Une dame faisant partie du public désire à ce moment revenir en arrière et se demande si la théorie du complot n’est pas tout simplement à relier aux débuts de la Guerre Froide qui a duré jusqu’en 1989?

PLE lui répond que très certainement les militaires des deux camps étaient persuadés soit qu’un complot se tramait dans leur dos au sein même de leur propre administration, soit que c’était la partie adverse qui en était l’auteur. Ce qui explique par exemple que le FBI ait enquêté pour savoir si des agents infiltrés aux Etats-Unis ne propageaient pas des rumeurs déstabilisatrices à l’intérieur de l’appareil militaire américain. Il est à ce sujet regrettable que les chercheurs qui ont étudié l’histoire la Guerre Froide ne se soient pas intéressés de celle des soucoupes volantes.
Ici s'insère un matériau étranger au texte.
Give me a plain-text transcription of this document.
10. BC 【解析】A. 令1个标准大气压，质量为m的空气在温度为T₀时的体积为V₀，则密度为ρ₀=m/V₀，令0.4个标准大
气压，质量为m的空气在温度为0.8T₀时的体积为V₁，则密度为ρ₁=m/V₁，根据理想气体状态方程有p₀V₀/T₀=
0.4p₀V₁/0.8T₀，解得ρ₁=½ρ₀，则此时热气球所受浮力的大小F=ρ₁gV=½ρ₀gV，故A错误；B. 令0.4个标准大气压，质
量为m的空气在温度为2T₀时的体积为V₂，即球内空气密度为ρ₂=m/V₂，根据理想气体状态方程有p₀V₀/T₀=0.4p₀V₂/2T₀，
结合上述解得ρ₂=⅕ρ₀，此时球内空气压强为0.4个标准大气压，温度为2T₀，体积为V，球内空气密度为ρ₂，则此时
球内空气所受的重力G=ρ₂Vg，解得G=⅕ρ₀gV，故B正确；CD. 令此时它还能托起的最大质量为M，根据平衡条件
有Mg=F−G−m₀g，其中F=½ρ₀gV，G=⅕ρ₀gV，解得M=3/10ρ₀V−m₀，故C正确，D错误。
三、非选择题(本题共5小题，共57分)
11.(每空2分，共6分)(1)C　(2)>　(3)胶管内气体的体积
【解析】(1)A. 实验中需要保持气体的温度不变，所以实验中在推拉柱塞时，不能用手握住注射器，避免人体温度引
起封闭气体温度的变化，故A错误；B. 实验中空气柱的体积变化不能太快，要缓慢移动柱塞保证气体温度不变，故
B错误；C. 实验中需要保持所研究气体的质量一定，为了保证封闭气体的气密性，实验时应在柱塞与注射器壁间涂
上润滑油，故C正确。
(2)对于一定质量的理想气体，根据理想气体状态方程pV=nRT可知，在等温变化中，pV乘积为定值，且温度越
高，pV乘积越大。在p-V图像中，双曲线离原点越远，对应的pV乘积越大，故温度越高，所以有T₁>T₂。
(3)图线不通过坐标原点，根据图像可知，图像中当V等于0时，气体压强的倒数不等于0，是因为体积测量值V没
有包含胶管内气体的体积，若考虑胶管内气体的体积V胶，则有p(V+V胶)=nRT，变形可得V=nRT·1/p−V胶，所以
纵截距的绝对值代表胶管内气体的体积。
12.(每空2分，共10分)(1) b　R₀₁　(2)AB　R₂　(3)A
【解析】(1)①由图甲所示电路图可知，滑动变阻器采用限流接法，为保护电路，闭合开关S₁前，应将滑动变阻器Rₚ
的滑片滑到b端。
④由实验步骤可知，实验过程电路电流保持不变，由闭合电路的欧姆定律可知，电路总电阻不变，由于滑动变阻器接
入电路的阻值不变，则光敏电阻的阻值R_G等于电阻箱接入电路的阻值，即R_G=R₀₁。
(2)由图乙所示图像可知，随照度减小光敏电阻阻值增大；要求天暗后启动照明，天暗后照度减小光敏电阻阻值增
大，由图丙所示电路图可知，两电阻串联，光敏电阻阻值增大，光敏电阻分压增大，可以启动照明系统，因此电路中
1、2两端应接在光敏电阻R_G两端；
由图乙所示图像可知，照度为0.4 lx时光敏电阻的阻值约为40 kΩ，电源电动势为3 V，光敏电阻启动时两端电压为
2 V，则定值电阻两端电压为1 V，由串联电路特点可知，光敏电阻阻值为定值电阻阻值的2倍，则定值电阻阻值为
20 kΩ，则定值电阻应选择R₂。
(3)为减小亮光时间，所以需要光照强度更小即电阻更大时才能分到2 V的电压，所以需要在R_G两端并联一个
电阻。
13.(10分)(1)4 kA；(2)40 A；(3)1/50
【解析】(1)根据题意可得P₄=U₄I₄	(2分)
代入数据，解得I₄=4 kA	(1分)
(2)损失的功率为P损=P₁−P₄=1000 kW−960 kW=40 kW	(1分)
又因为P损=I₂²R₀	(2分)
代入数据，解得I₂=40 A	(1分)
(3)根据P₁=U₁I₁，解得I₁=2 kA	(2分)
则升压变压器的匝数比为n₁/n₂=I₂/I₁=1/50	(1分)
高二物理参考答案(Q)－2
Une autre dame estime que le décomplexage de la science par rapport à la recherche de la vie extraterrestre ne date pas du tout d’aujourd’hui puisque déjà Lucrèce en parlait. Elle se demande aussi quel est le véritable rapport entre Jules Verne et les soucoupes volantes, ajoutant qu’elle ne voit pas où trouver dans ses romans la moindre allusion à un possible complot. Au contraire, dit-elle, pour lui, tout peut s’expliquer par la technologie et la science positive et ce sont plutôt les rapports que l’homme entretient avec celle-ci qui peuvent poser problème.

PLE répond que le grand changement introduit par Copernic par rapport aux conceptions antérieures, telles que celles de Lucrèce, est cette idée qui transforme complètement le débat, que la Terre n’est qu’une planète banale, pareille aux autres planètes et qu’on peut donc s’attendre à trouver de la vie ailleurs Pour Jules Verne, l’intérêt tient en l’espèce de paradoxe qui existe entre l’écrivain scientifique et sa façon de mettre en scène des phénomènes, assez proche de ce que l’on trouve dans le dossier des soucoupes volantes.
La plupart des faits admis par les scientifiques sont des faits produits par les scientifiques dans leurs laboratoires, ce qui n’est pas le cas des soucoupes volantes. Elles viennent du public qui les présente comme quelque chose d’extérieur qui devrait légitimement interpeller la     science. En utilisant des questions populaires extraites de faits divers pour susciter son ouverture, Jules Verne se situe en fait à la croisée des chemins.
Aussitôt que cette question est apparue très clairement, le physicien italien Fermi a soulevé l’objection que si la vie est répandue dans l’univers, nous ne sommes sans doute pas non plus les premiers et qu’il existe des civilisations bien plus anciennes que la nôtre. Vieille de seulement 400 ans, notre histoire scientifique est particulièrement courte. Des civilisations qui auraient quelques millions d’années d’ancienneté par rapport à la notre auraient développé des technologies qui seraient, comme le disait A.C. Clarke, indiscernables de la magie et par conséquent pouvoir sans danger pour elles se mêler à la notre. Donc la question posée ne se résume pas à seulement « Est-ce que nous ne sommes pas seuls ? » mais aussi à « Pourquoi est-ce que nous ne voyons pas ces satanés extraterrestres qui devraient pulluler dans l’univers ». A partir de là, la question de l’expertise des soucoupes volantes devient tout à fait légitime car elle découle immédiatement de celle posée par Fermi. Du point de vue de l’anthropologue, on sait aujourd’hui combien on a de mal à se percevoir entre humains et semblables, avec nos différences. C’est un peu ce que l’on voit à la fin de 2001 l’Odyssée de l’Espace. Je suis toujours surpris, lorsque je revois ce film, de constater que les gens quittent la salle au moment des dix minutes de fin qui leur paraissent absurdes, alors que c’est là que commence vraiment sa partie intéressante.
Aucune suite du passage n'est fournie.